Se apresuraron a enfocar los prismáticos hacia el punto indicado y, en efecto, dos hombres habían emergido de entre los matorrales, uno de ellos, bajito y gordo, exhibía una sucia gorra con galones de sargento, mientras que el otro, que no vestía más que unos sucios calzoncillos, parecía más bien un chimpancé con anorexia que un ser humano.

—No sabía que en Somalia hubiera gorilas… —comentó un tanto perplejo Román Balanegra.

—Y no los hay, pero ese tipo está tan flaco que debe de provenir de allí.

—Siempre has tenido un extraño sentido de lo que significa el «humor negro».

—¿Lo dices por lo de humor o por lo de negro? —quiso saber el pistero—. Pero dejémonos de tonterías y vayamos a lo que importa, y es que ya tenemos localizados a un Cagaprisas, un Gorila y un Sargento. ¿Qué vamos a hacer ahora?

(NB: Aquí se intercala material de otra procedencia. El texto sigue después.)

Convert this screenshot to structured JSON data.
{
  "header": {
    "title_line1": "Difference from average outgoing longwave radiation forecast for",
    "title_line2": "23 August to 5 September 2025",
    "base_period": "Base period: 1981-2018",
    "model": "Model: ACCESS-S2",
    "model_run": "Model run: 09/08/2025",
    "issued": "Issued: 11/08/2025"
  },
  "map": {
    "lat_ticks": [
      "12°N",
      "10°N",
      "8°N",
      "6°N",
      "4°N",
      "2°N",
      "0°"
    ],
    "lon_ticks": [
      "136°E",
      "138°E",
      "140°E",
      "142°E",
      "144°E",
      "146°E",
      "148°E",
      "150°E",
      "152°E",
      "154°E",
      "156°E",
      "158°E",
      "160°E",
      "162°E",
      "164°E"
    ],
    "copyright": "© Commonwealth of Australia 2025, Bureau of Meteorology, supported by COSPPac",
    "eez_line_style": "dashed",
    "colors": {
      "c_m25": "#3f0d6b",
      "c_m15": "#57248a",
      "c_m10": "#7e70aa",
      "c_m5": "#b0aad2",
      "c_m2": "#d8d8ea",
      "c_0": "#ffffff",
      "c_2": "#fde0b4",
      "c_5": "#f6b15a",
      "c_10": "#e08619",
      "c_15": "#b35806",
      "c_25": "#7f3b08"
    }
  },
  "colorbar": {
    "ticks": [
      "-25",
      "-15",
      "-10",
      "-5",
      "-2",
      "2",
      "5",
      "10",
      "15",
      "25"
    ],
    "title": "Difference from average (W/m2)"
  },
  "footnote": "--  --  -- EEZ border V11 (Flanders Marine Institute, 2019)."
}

—Lo que hemos hecho siempre, esperar hasta estar seguros de a qué nos enfrentamos, porque supongo que deben de quedar un par de ellos más y no me gustan las sorpresas.

Los cálculos de Román Balanegra fueron acertados, dado que con el fresco del atardecer Bajito y Calvorota emergieron de su cubil dispuestos a tomar el aire, estirar las piernas y fumarse un cigarrillo.

Hubo un momento, casi oscureciendo ya, en que los cinco hombres se acuclillaron en círculo inmersos al parecer en una larga discusión sin sospechar ni por lo más remoto que desde la colina no perdían detalle de cada uno de sus movimientos.

Cerró la noche, al poco salió la luna rielando sobre la quieta laguna, en la que destacaban de tanto en tanto las líneas que marcaban en la superficie las cabezas de los cocodrilos al desplazarse lentamente y Gaza Magalé eligió montar la primera guardia por lo que su compañero cerró los ojos convencido de que no corría ningún peligro mientras el veterano pistero estuviera a su lado.

Eran ya muchos años de confiar ciegamente el uno en el otro.